Today, the brewery produces 35,000 liters (almost 10,000 gallons) of beer per month, and its simple tasting room contains 20 taps at the bar against the far wall. The brewery also bottles and sells beer to retail shops and restaurants throughout Mexico.
Coming off the street, customers pass through a tidy patio. Inside, the atmosphere is akin to a tasca. Of course, instead of tapas, the comestible vehicle is the taco, but the taco shells and fillings have a similarly impressive variety and range.
As in a tasca, two- and four-seat tables predominate, the atmosphere is elegant, with a steady hum of banter, and customers order rounds of beer and food as fancy strikes them.

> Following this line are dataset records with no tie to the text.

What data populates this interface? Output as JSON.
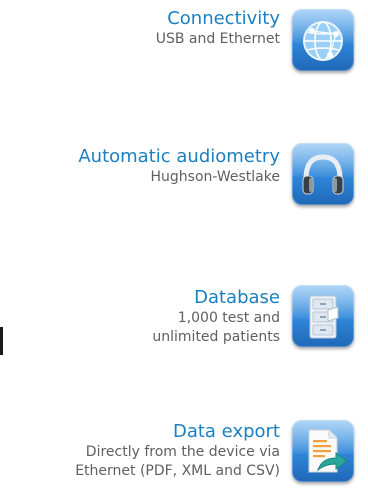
{
  "features": [
    {
      "title": "Connectivity",
      "description_lines": [
        "USB and Ethernet"
      ],
      "icon": "globe-network-icon"
    },
    {
      "title": "Automatic audiometry",
      "description_lines": [
        "Hughson-Westlake"
      ],
      "icon": "headphones-icon"
    },
    {
      "title": "Database",
      "description_lines": [
        "1,000 test and",
        "unlimited patients"
      ],
      "icon": "file-cabinet-icon"
    },
    {
      "title": "Data export",
      "description_lines": [
        "Directly from the device via",
        "Ethernet (PDF, XML and CSV)"
      ],
      "icon": "document-export-icon"
    }
  ],
  "colors": {
    "title": "#1a7fc1",
    "description": "#5f5f5f",
    "icon_background": "#2f86d8"
  }
}
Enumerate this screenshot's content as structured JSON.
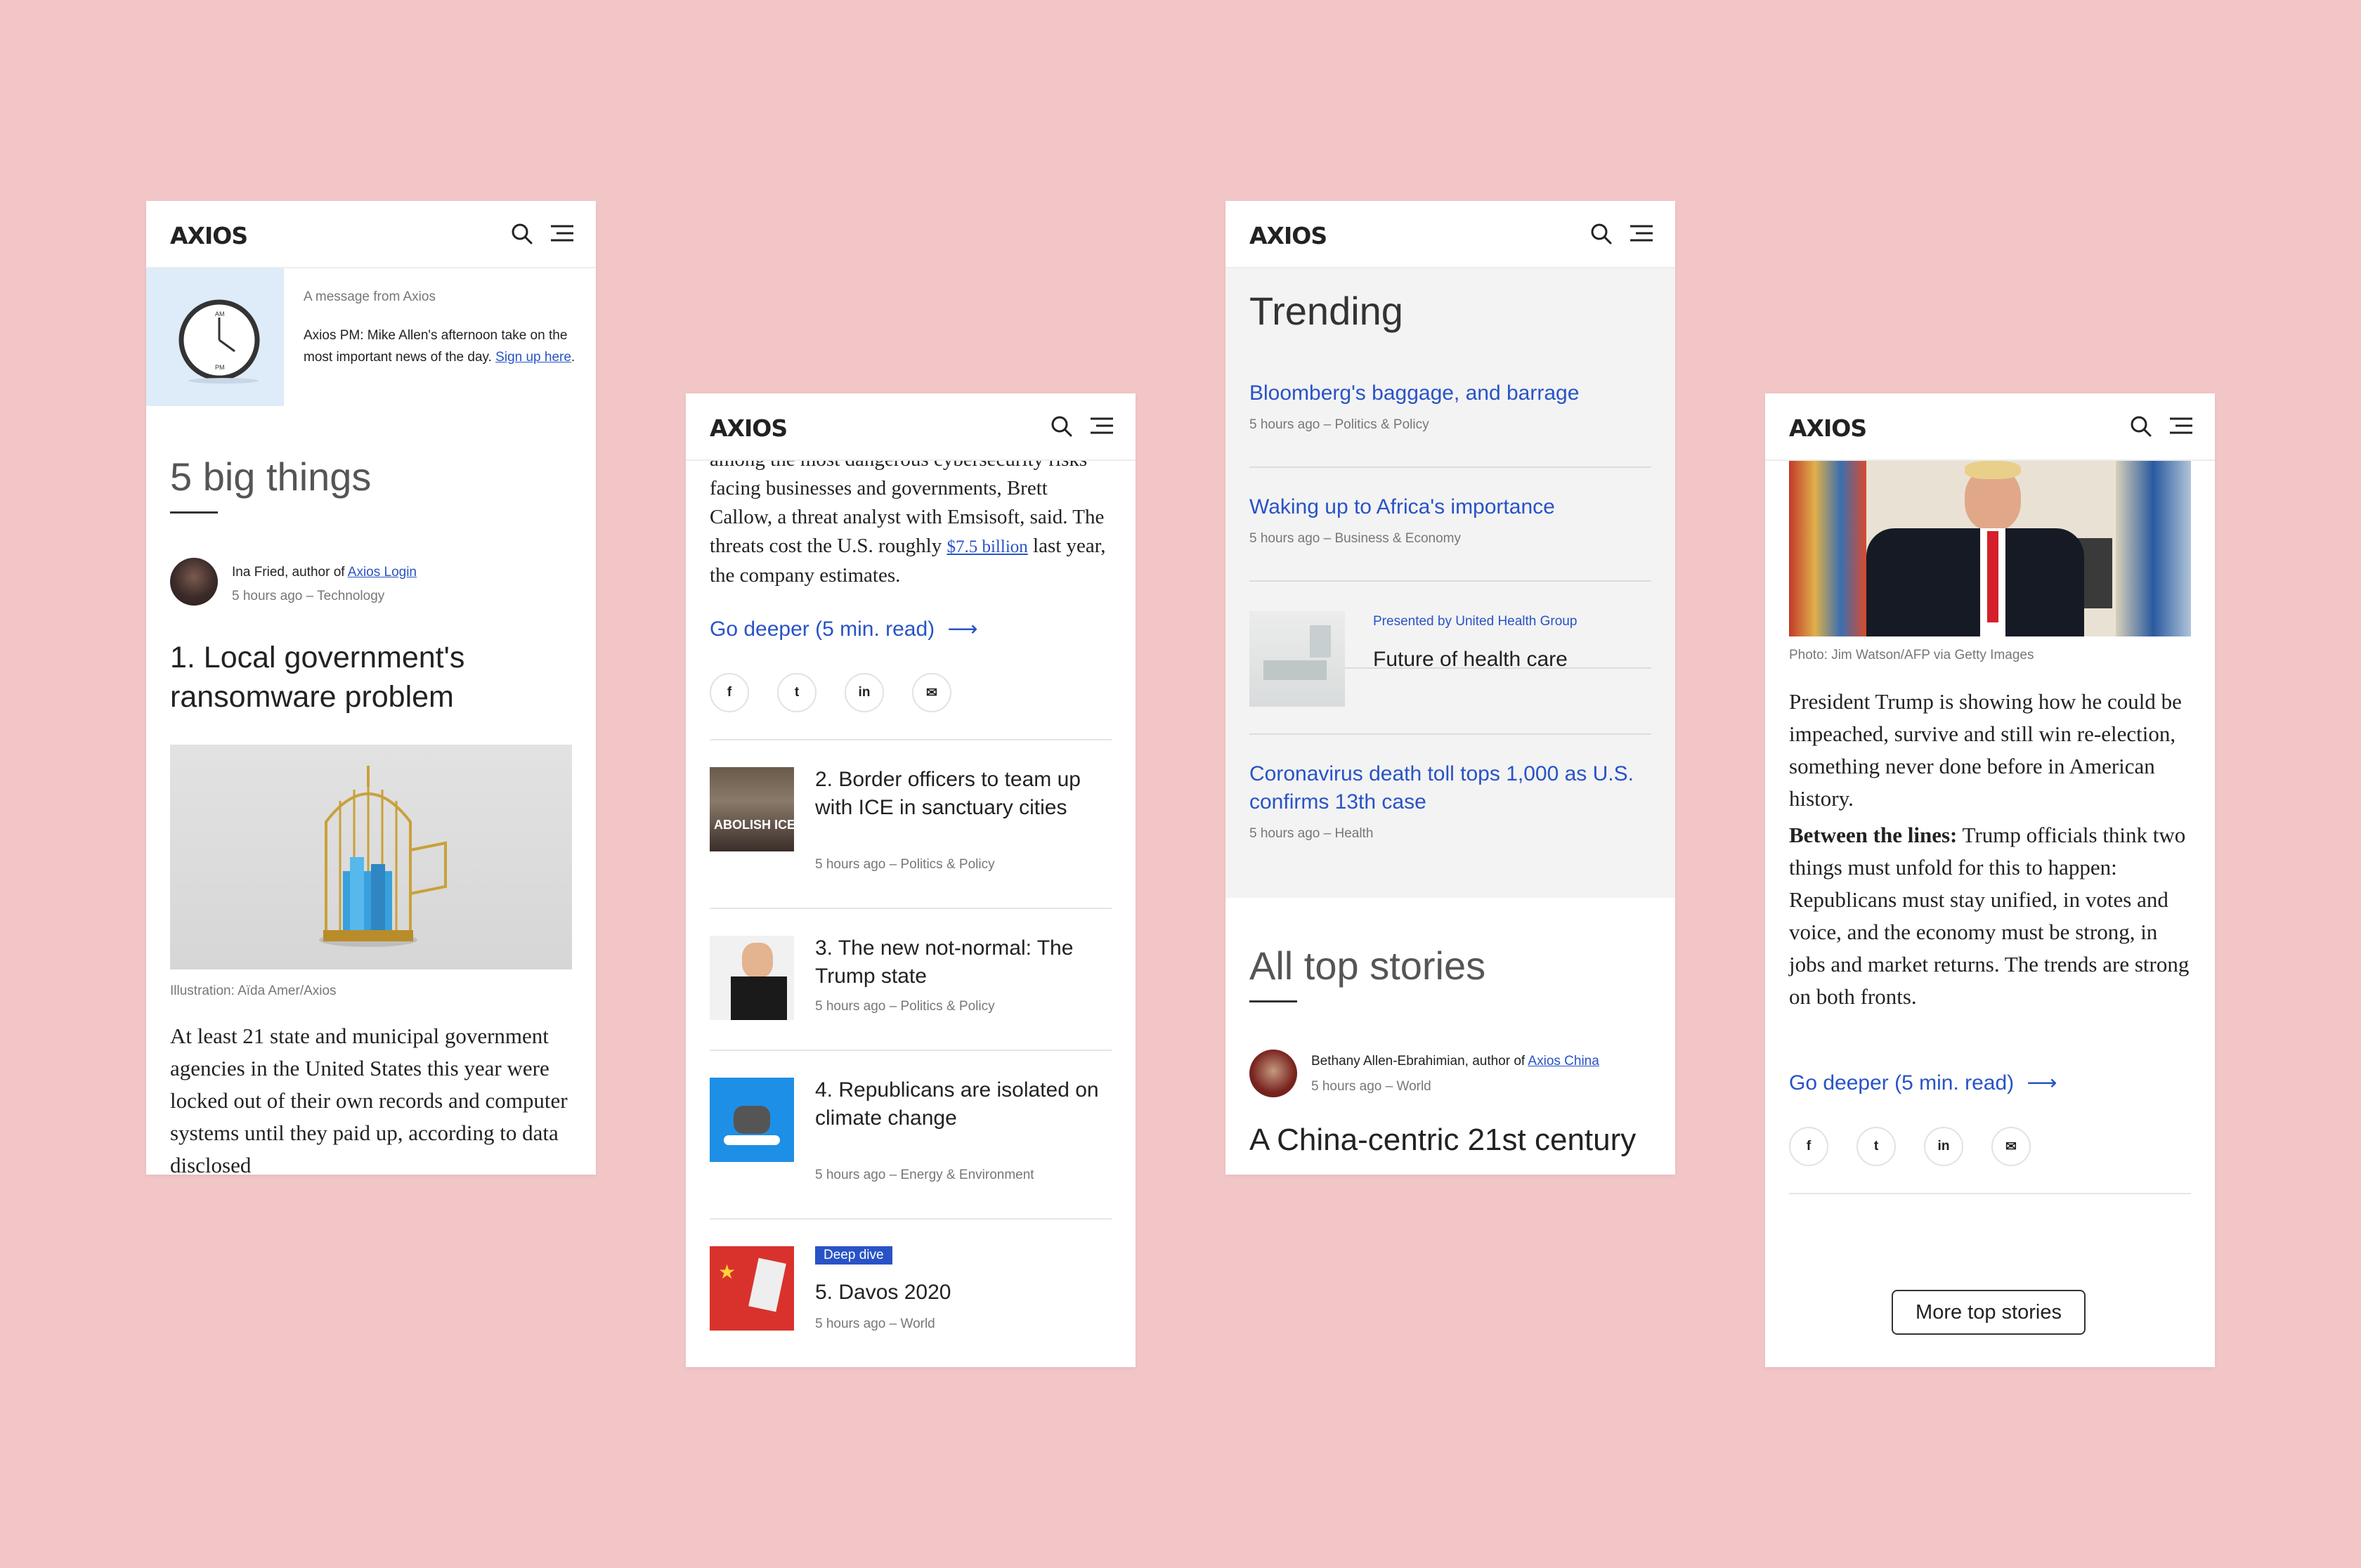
{
  "brand": {
    "logo": "AXIOS"
  },
  "screen1": {
    "promo": {
      "label": "A message from Axios",
      "text": "Axios PM: Mike Allen's afternoon take on the most important news of the day.",
      "link": "Sign up here",
      "suffix": ".",
      "clock_am": "AM",
      "clock_pm": "PM"
    },
    "section_title": "5 big things",
    "author": {
      "prefix": "Ina Fried, author of ",
      "newsletter": "Axios Login",
      "meta": "5 hours ago – Technology"
    },
    "headline": "1. Local government's ransomware problem",
    "caption": "Illustration: Aïda Amer/Axios",
    "body": "At least 21 state and municipal government agencies in the United States this year were locked out of their own records and computer systems until they paid up, according to data disclosed"
  },
  "screen2": {
    "body_pre": "among the most dangerous cybersecurity risks facing businesses and governments, Brett Callow, a threat analyst with Emsisoft, said. The threats cost the U.S. roughly ",
    "body_link": "$7.5 billion",
    "body_post": " last year, the company estimates.",
    "go_deeper": "Go deeper (5 min. read)",
    "social": [
      "f",
      "t",
      "in",
      "✉"
    ],
    "stories": [
      {
        "title": "2. Border officers to team up with ICE in sanctuary cities",
        "meta": "5 hours ago – Politics & Policy",
        "thumb_text": "ABOLISH ICE"
      },
      {
        "title": "3. The new not-normal: The Trump state",
        "meta": "5 hours ago – Politics & Policy"
      },
      {
        "title": "4. Republicans are isolated on climate change",
        "meta": "5 hours ago – Energy & Environment"
      },
      {
        "badge": "Deep dive",
        "title": "5. Davos 2020",
        "meta": "5 hours ago – World"
      }
    ]
  },
  "screen3": {
    "trending_title": "Trending",
    "trending": [
      {
        "title": "Bloomberg's baggage, and barrage",
        "meta": "5 hours ago – Politics & Policy"
      },
      {
        "title": "Waking up to Africa's importance",
        "meta": "5 hours ago – Business & Economy"
      }
    ],
    "sponsored": {
      "label": "Presented by United Health Group",
      "title": "Future of health care"
    },
    "trending_last": {
      "title": "Coronavirus death toll tops 1,000 as U.S. confirms 13th case",
      "meta": "5 hours ago – Health"
    },
    "all_title": "All top stories",
    "author": {
      "prefix": "Bethany Allen-Ebrahimian, author of ",
      "newsletter": "Axios China",
      "meta": "5 hours ago – World"
    },
    "headline": "A China-centric 21st century"
  },
  "screen4": {
    "caption": "Photo: Jim Watson/AFP via Getty Images",
    "body": "President Trump is showing how he could be impeached, survive and still win re-election, something never done before in American history.",
    "btl_label": "Between the lines:",
    "btl_text": " Trump officials think two things must unfold for this to happen: Republicans must stay unified, in votes and voice, and the economy must be strong, in jobs and market returns. The trends are strong on both fronts.",
    "go_deeper": "Go deeper (5 min. read)",
    "social": [
      "f",
      "t",
      "in",
      "✉"
    ],
    "more_button": "More top stories"
  },
  "colors": {
    "background": "#f2c6c7",
    "link": "#2853c7",
    "badge": "#2853c7",
    "promo_bg": "#deebf8",
    "trending_bg": "#f3f3f3"
  }
}
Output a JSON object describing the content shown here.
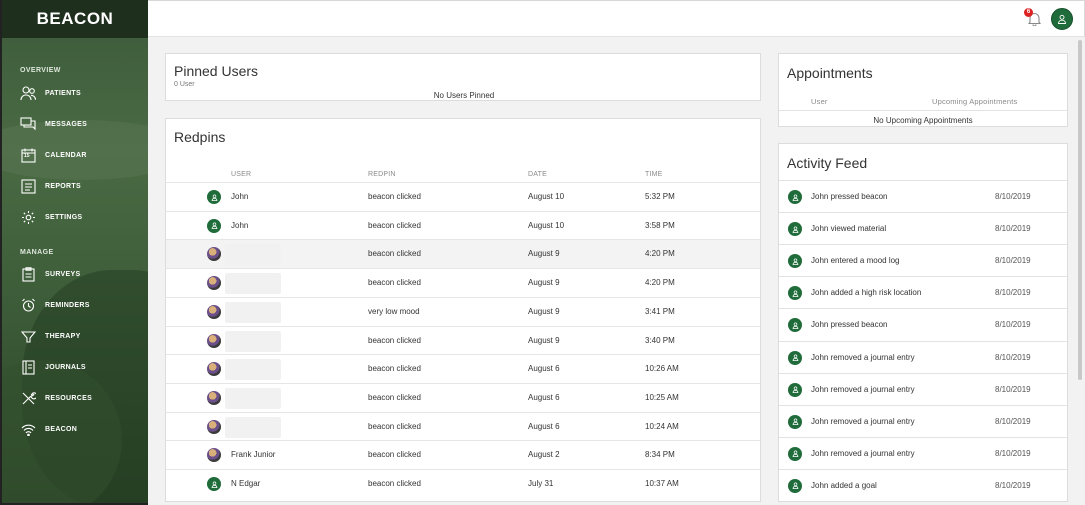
{
  "brand": "BEACON",
  "sidebar": {
    "sections": [
      {
        "label": "OVERVIEW",
        "items": [
          {
            "label": "PATIENTS",
            "icon": "patients-icon"
          },
          {
            "label": "MESSAGES",
            "icon": "messages-icon"
          },
          {
            "label": "CALENDAR",
            "icon": "calendar-icon"
          },
          {
            "label": "REPORTS",
            "icon": "reports-icon"
          },
          {
            "label": "SETTINGS",
            "icon": "settings-icon"
          }
        ]
      },
      {
        "label": "MANAGE",
        "items": [
          {
            "label": "SURVEYS",
            "icon": "surveys-icon"
          },
          {
            "label": "REMINDERS",
            "icon": "alarm-clock-icon"
          },
          {
            "label": "THERAPY",
            "icon": "therapy-icon"
          },
          {
            "label": "JOURNALS",
            "icon": "journals-icon"
          },
          {
            "label": "RESOURCES",
            "icon": "tools-icon"
          },
          {
            "label": "BEACON",
            "icon": "wifi-icon"
          }
        ]
      }
    ],
    "calendar_icon_text": "15"
  },
  "topbar": {
    "notification_count": "6"
  },
  "pinned": {
    "title": "Pinned Users",
    "count_label": "0 User",
    "empty": "No Users Pinned"
  },
  "redpins": {
    "title": "Redpins",
    "columns": [
      "USER",
      "REDPIN",
      "DATE",
      "TIME"
    ],
    "rows": [
      {
        "user": "John",
        "redpin": "beacon clicked",
        "date": "August 10",
        "time": "5:32 PM",
        "avatar": "green",
        "highlight": false
      },
      {
        "user": "John",
        "redpin": "beacon clicked",
        "date": "August 10",
        "time": "3:58 PM",
        "avatar": "green",
        "highlight": false
      },
      {
        "user": "",
        "redpin": "beacon clicked",
        "date": "August 9",
        "time": "4:20 PM",
        "avatar": "photo",
        "highlight": true
      },
      {
        "user": "",
        "redpin": "beacon clicked",
        "date": "August 9",
        "time": "4:20 PM",
        "avatar": "photo",
        "highlight": false
      },
      {
        "user": "",
        "redpin": "very low mood",
        "date": "August 9",
        "time": "3:41 PM",
        "avatar": "photo",
        "highlight": false
      },
      {
        "user": "",
        "redpin": "beacon clicked",
        "date": "August 9",
        "time": "3:40 PM",
        "avatar": "photo",
        "highlight": false
      },
      {
        "user": "",
        "redpin": "beacon clicked",
        "date": "August 6",
        "time": "10:26 AM",
        "avatar": "photo",
        "highlight": false
      },
      {
        "user": "",
        "redpin": "beacon clicked",
        "date": "August 6",
        "time": "10:25 AM",
        "avatar": "photo",
        "highlight": false
      },
      {
        "user": "",
        "redpin": "beacon clicked",
        "date": "August 6",
        "time": "10:24 AM",
        "avatar": "photo",
        "highlight": false
      },
      {
        "user": "Frank Junior",
        "redpin": "beacon clicked",
        "date": "August 2",
        "time": "8:34 PM",
        "avatar": "photo",
        "highlight": false
      },
      {
        "user": "N Edgar",
        "redpin": "beacon clicked",
        "date": "July 31",
        "time": "10:37 AM",
        "avatar": "green",
        "highlight": false
      }
    ]
  },
  "appointments": {
    "title": "Appointments",
    "col_user": "User",
    "col_upcoming": "Upcoming Appointments",
    "empty": "No Upcoming Appointments"
  },
  "activity": {
    "title": "Activity Feed",
    "items": [
      {
        "text": "John pressed beacon",
        "date": "8/10/2019"
      },
      {
        "text": "John viewed material",
        "date": "8/10/2019"
      },
      {
        "text": "John entered a mood log",
        "date": "8/10/2019"
      },
      {
        "text": "John added a high risk location",
        "date": "8/10/2019"
      },
      {
        "text": "John pressed beacon",
        "date": "8/10/2019"
      },
      {
        "text": "John removed a journal entry",
        "date": "8/10/2019"
      },
      {
        "text": "John removed a journal entry",
        "date": "8/10/2019"
      },
      {
        "text": "John removed a journal entry",
        "date": "8/10/2019"
      },
      {
        "text": "John removed a journal entry",
        "date": "8/10/2019"
      },
      {
        "text": "John added a goal",
        "date": "8/10/2019"
      }
    ]
  },
  "colors": {
    "brand_green": "#1f6b3a",
    "sidebar": "#3f5f3b",
    "badge_red": "#dd2222"
  }
}
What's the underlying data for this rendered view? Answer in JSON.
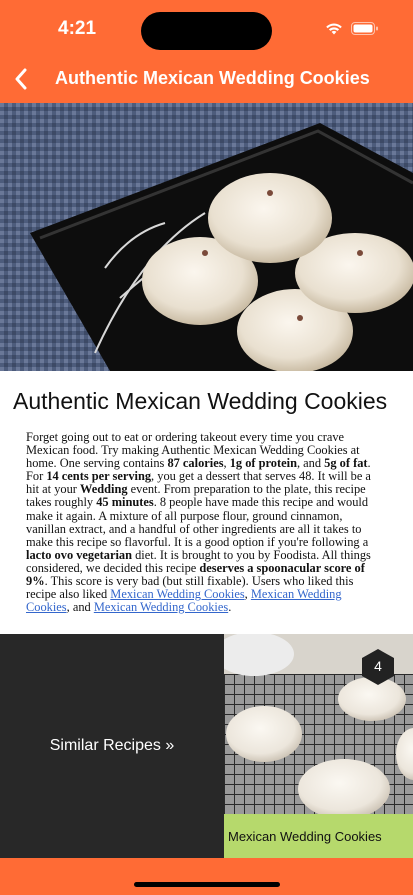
{
  "status_bar": {
    "time": "4:21"
  },
  "nav": {
    "title": "Authentic Mexican Wedding Cookies"
  },
  "colors": {
    "brand": "#ff6b35",
    "card_caption": "#b6d96c",
    "dark_panel": "#282828",
    "link": "#3366cc"
  },
  "recipe": {
    "title": "Authentic Mexican Wedding Cookies",
    "summary": {
      "p1": "Forget going out to eat or ordering takeout every time you crave Mexican food. Try making Authentic Mexican Wedding Cookies at home. One serving contains ",
      "calories": "87 calories",
      "p2": ", ",
      "protein": "1g of protein",
      "p3": ", and ",
      "fat": "5g of fat",
      "p4": ". For ",
      "cost": "14 cents per serving",
      "p5": ", you get a dessert that serves 48. It will be a hit at your ",
      "occasion": "Wedding",
      "p6": " event. From preparation to the plate, this recipe takes roughly ",
      "time": "45 minutes",
      "p7": ". 8 people have made this recipe and would make it again. A mixture of all purpose flour, ground cinnamon, vanillan extract, and a handful of other ingredients are all it takes to make this recipe so flavorful. It is a good option if you're following a ",
      "diet": "lacto ovo vegetarian",
      "p8": " diet. It is brought to you by Foodista. All things considered, we decided this recipe ",
      "score": "deserves a spoonacular score of 9%",
      "p9": ". This score is very bad (but still fixable). Users who liked this recipe also liked ",
      "link1": "Mexican Wedding Cookies",
      "p10": ", ",
      "link2": "Mexican Wedding Cookies",
      "p11": ", and ",
      "link3": "Mexican Wedding Cookies",
      "p12": "."
    }
  },
  "similar": {
    "label": "Similar Recipes »",
    "card": {
      "title": "Mexican Wedding Cookies",
      "badge": "4"
    }
  }
}
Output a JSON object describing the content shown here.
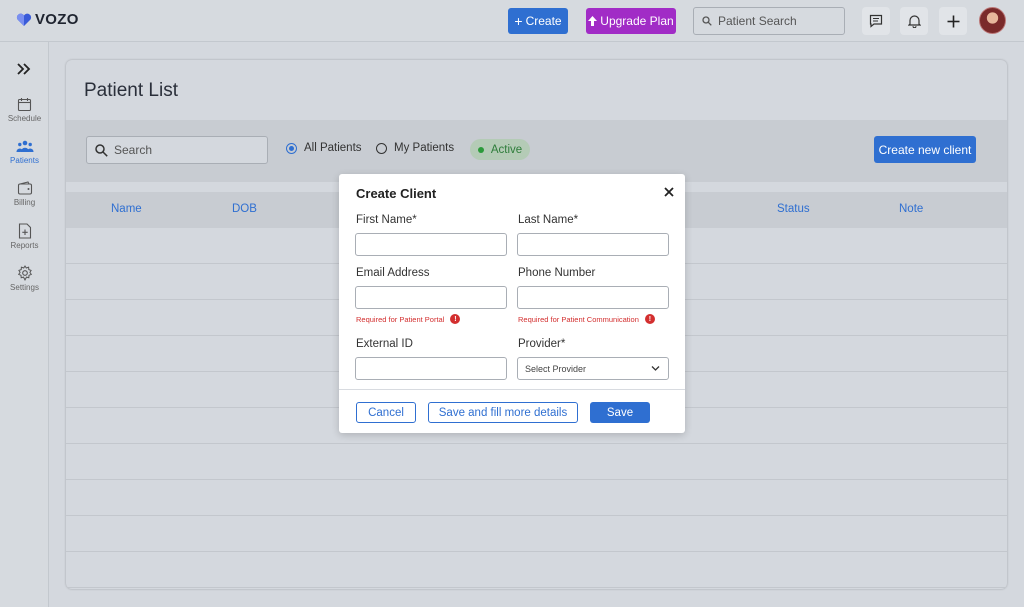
{
  "app": {
    "brand": "VOZO"
  },
  "header": {
    "create_label": "Create",
    "upgrade_label": "Upgrade Plan",
    "search_placeholder": "Patient Search"
  },
  "sidebar": {
    "items": [
      {
        "label": "Schedule"
      },
      {
        "label": "Patients"
      },
      {
        "label": "Billing"
      },
      {
        "label": "Reports"
      },
      {
        "label": "Settings"
      }
    ]
  },
  "page": {
    "title": "Patient List",
    "search_placeholder": "Search",
    "filters": {
      "all_patients": "All Patients",
      "my_patients": "My Patients",
      "active": "Active"
    },
    "create_new_client": "Create new client",
    "columns": [
      "Name",
      "DOB",
      "",
      "Status",
      "Note"
    ]
  },
  "modal": {
    "title": "Create Client",
    "first_name_label": "First Name*",
    "last_name_label": "Last Name*",
    "email_label": "Email Address",
    "phone_label": "Phone Number",
    "email_hint": "Required for Patient Portal",
    "phone_hint": "Required for Patient Communication",
    "external_id_label": "External ID",
    "provider_label": "Provider*",
    "provider_placeholder": "Select Provider",
    "cancel_label": "Cancel",
    "save_more_label": "Save and fill more details",
    "save_label": "Save"
  },
  "colors": {
    "primary": "#2f6fd1",
    "upgrade": "#a12cc6",
    "error": "#d32f2f",
    "active_green": "#2b9a3a"
  }
}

A single waiter, calm but deadly-efficient, has the half-filled room fully under control.
I tasted four beers in 4 oz. half-glass portions: the “El Germán” pilsner; “Lager Local” Mexican lager; “Hablame de Passion (Speak to Me of Passion)” chilanga weizen with passion fruit; and the “Different Breakfast” mocha stout.
Using the word “chilanga” in the name of the passion fruit beer bespeaks the brewers’ pride in their city; Chilango used to be a pejorative word for a resident of Mexico City, but it is now carried by many residents as a reappropriated badge of honor.

The El Germàn Pilsner was particularly impressive, with full malt flavor and body, but a classic lager cleanliness that made the beer cool and light going down. The hop bitterness was well incorporated, as it should be in a pilsner. The beer had very good carbonation, and no faults except for an almost imperceptible hint of diacetyl (popcorn/butter flavor).

Just as the name states, the Lager Local is a lighter lager in the Mexican style. Easy to drink, good hop-to-malt balance, but still rich with flavor.

Hablame de Passion is really a sour beer. I wasn’t clear where the weizen style came in, but no matter: this was delicious beer with exactly the right balance of fruit and malt flavors. Not a juice bomb, but not a joyless, used-tea-bag, may-as-well-be-a-seltzer, either. Passion-fruit is somewhat unusual in beers, but other experiences in Mexico City made me realize that Mexico owns this fruit and knows how to bring out all of its complexity. That command was evident in this beer too.

Different Breakfast has a full, rich body and a full head. This beer had a nice coffee taste that stayed in the background, where it should be. Some sweetness, but on balance, tending toward the savory. No thought that I was having a Frappuccino disguised as a beer, the way so many craft breweries make stouts these days. And yes, it was heavier. Which was a perfect drink shortly before retiring for the evening.